At the end of each week, we post a "What We’re Watching" blog as we look ahead to the weekend and recap events from the week. We encourage you to share it with your friends and family, and have a safe weekend.
Cold temperatures, snow, and ice have impacted millions across the U.S., especially in the last few weeks. I have been sharing winter safety tips on a weekly basis in each What We’re Watching post, but it never hurts to have a few more. If any of these look familiar, it’s because these tips were shared on many of FEMA’s social media accounts this week, too!
- During winter months, keep your car's gas tank at least half full for emergencies. This should keep the fuel line from freezing.
- Winter storms & blizzards can knock out power. Make sure your home emergency kit is stocked up with extra blankets, gloves, and hats – and that you also have a plan to stay warm if power cannot be quickly restored.
- Some great emergency kit items for your car during the winter months: a shovel, flashlights, water, matches, blankets, booster cables & emergency flares.
- If winter weather is expected in your area, listen to a NOAA weather radio & follow local news for the latest forecast and conditions.
Fire safety for the winter months
We all know winter means colder days and nights, but did you know the number of home fires tends to increase during the winter months, too? This is due in part to an increase in cooking and heating fires, as well as people using alternative heating sources for their home.
So take a few minutes this weekend to check your home’s smoke alarms and review your family’s fire escape plan – those are two small things that can make all the difference if a fire occurs. For more winter fire safety tips, visit the U.S. Fire Administration’s website, or check out this video:
We are also watching a few upcoming events, so mark these on your calendar!
- Great Central U.S. ShakeOut - On February 7 at 10:15 a.m.
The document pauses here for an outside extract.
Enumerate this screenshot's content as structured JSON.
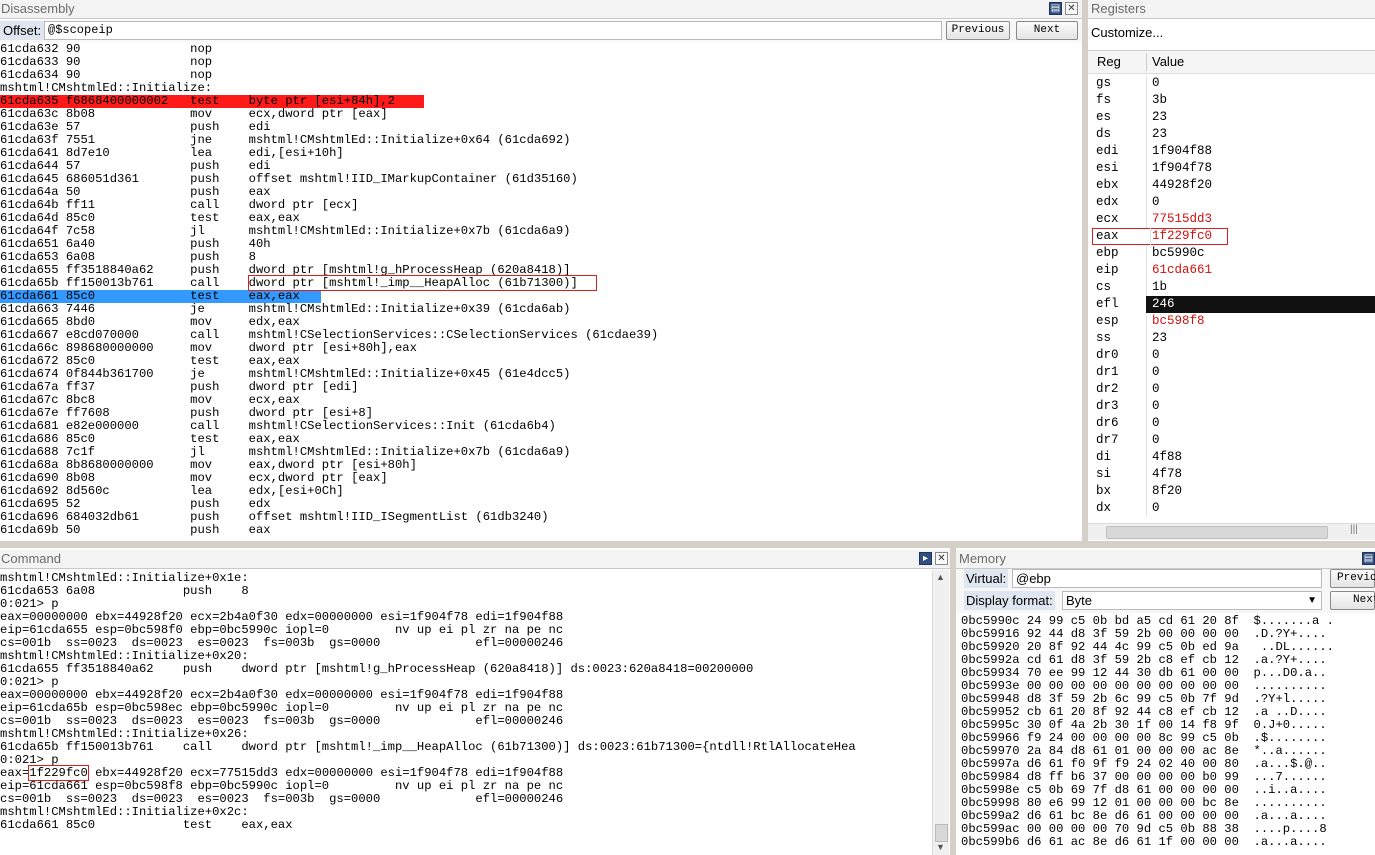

Central time, over 2 million people will stop what they’re doing to participate in an earthquake drill and "Drop. Cover. Hold on." Signup today to participate and then check out Ready.gov/earthquakes to learn how you can prepare your home, workplace or school for an earthquake.
- Think Tank - The next FEMA Think Tank Conference Call is scheduled for Wednesday, February 6, 2013 at 12:00 PM EST. The call is open to anyone, and the theme for the discussion is innovative solutions in emergency management. Here’s a summary of the upcoming call, and you can learn more at fema.gov/thinktank:
Innovation is often thought of as something for the tech or design world, not for government or bureaucracy. The model of connecting government with outside networks has been around for a long time, but FEMA is has successfully taken it to the next level. Soon after Sandy made landfall, FEMA deployed an Innovation Team--a multi-sector, cross functional group with the mission of working with the whole community: government, non-profit and international organizations, volunteer groups, businesses, and concerned citizens. More information on the Innovation Team is available on the recent blog post.
Debris from Hurricane Sandy is processed at the Jacob Riis Park where the U.S. Army Corps of Engineers works to clean and sort it into piles for recycling. Trash separated from the debris is put into trucks to be hauled to landfills.
For more photos, visit the FEMA Photo Library.
A Fond Farewell
Saying good-bye is always hard, and last Friday was a hard day as FEMA said good-bye to William L. Carwile, III, Administrator for Disaster Operations. After over 40 years of cumulative federal service, Bill retired from the agency. The entire FEMA family wishes Bill all the best and a long and healthy retirement.
Have a safe weekend!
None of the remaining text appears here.